Une sensibilisation qui prend du temps

« Notre discours peine à convaincre car il faut s’exposer longtemps pour avoir un déficit. Une personne peut donc aller en boite de nuit, écouter de la musique à plus de 100 décibels et se porter très bien le lendemain. Mais certaines personnes découvrent qu’elles sont sourdes à 60 ans et c’était évitable », déplore Pr Avan, indiquant que « sensibiliser sur ce qu’est un bon son est un travail difficile qui devrait être commencé dès l’école ».

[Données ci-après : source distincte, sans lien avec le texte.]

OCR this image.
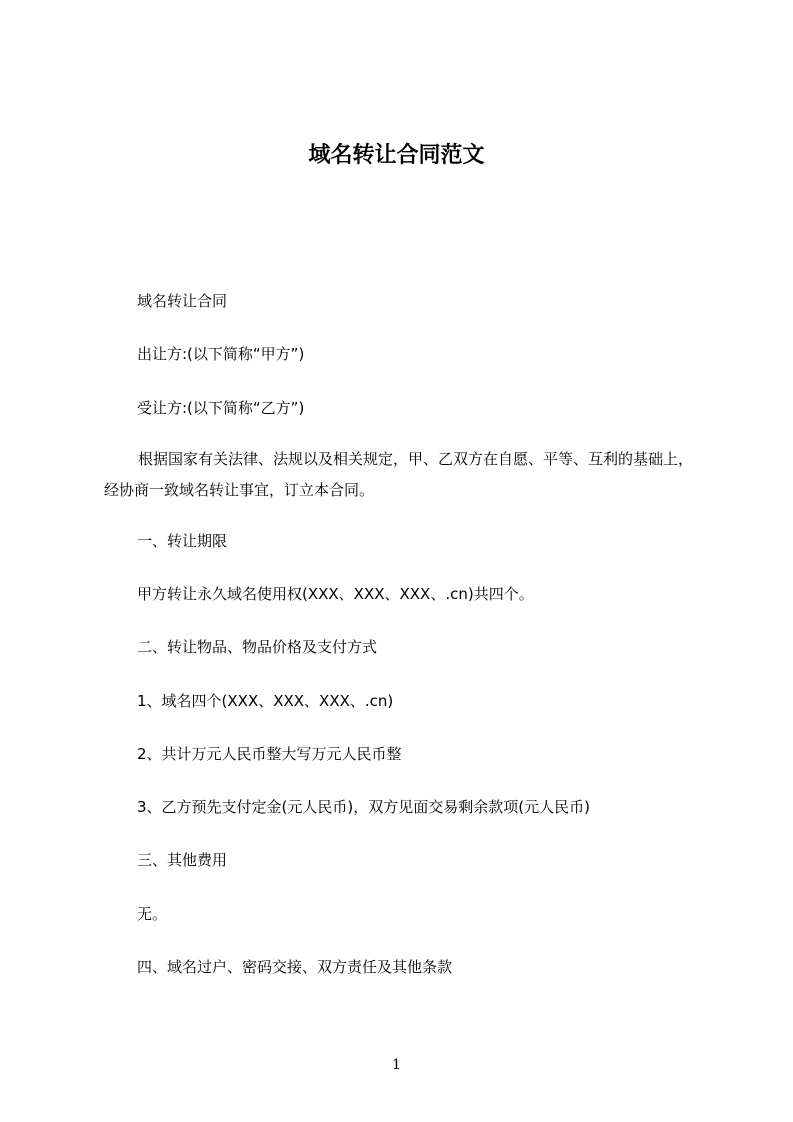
域名转让合同范文
域名转让合同
出让方:(以下简称“甲方”)
受让方:(以下简称“乙方”)
根据国家有关法律、法规以及相关规定，甲、乙双方在自愿、平等、互利的基础上，经协商一致域名转让事宜，订立本合同。
一、转让期限
甲方转让永久域名使用权(XXX、XXX、XXX、.cn)共四个。
二、转让物品、物品价格及支付方式
1、域名四个(XXX、XXX、XXX、.cn)
2、共计万元人民币整大写万元人民币整
3、乙方预先支付定金(元人民币)，双方见面交易剩余款项(元人民币)
三、其他费用
无。
四、域名过户、密码交接、双方责任及其他条款
1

De son côté, Dr Halily invite à « prendre conscience » des bruits qui sont trop forts ou gênants pour l’oreille afin de « s’en protéger », « même si on ne pas contrôler le bruit environnant de la vie quotidienne, il y a des choses que l’on peut maîtriser comme baisser le son des écouteurs, s’éloigner des baffes, mettre un casque pour protéger ses oreilles quand on travaille avec des machines bruyantes »… « A nous de cette façon de créer notre environnement sain », énonce-t-elle. « Quand c’est le travail, on n’a souvent pas le choix de rester ou quitter. Par contre, on a le choix d’éviter certains environnements à l’extérieur ».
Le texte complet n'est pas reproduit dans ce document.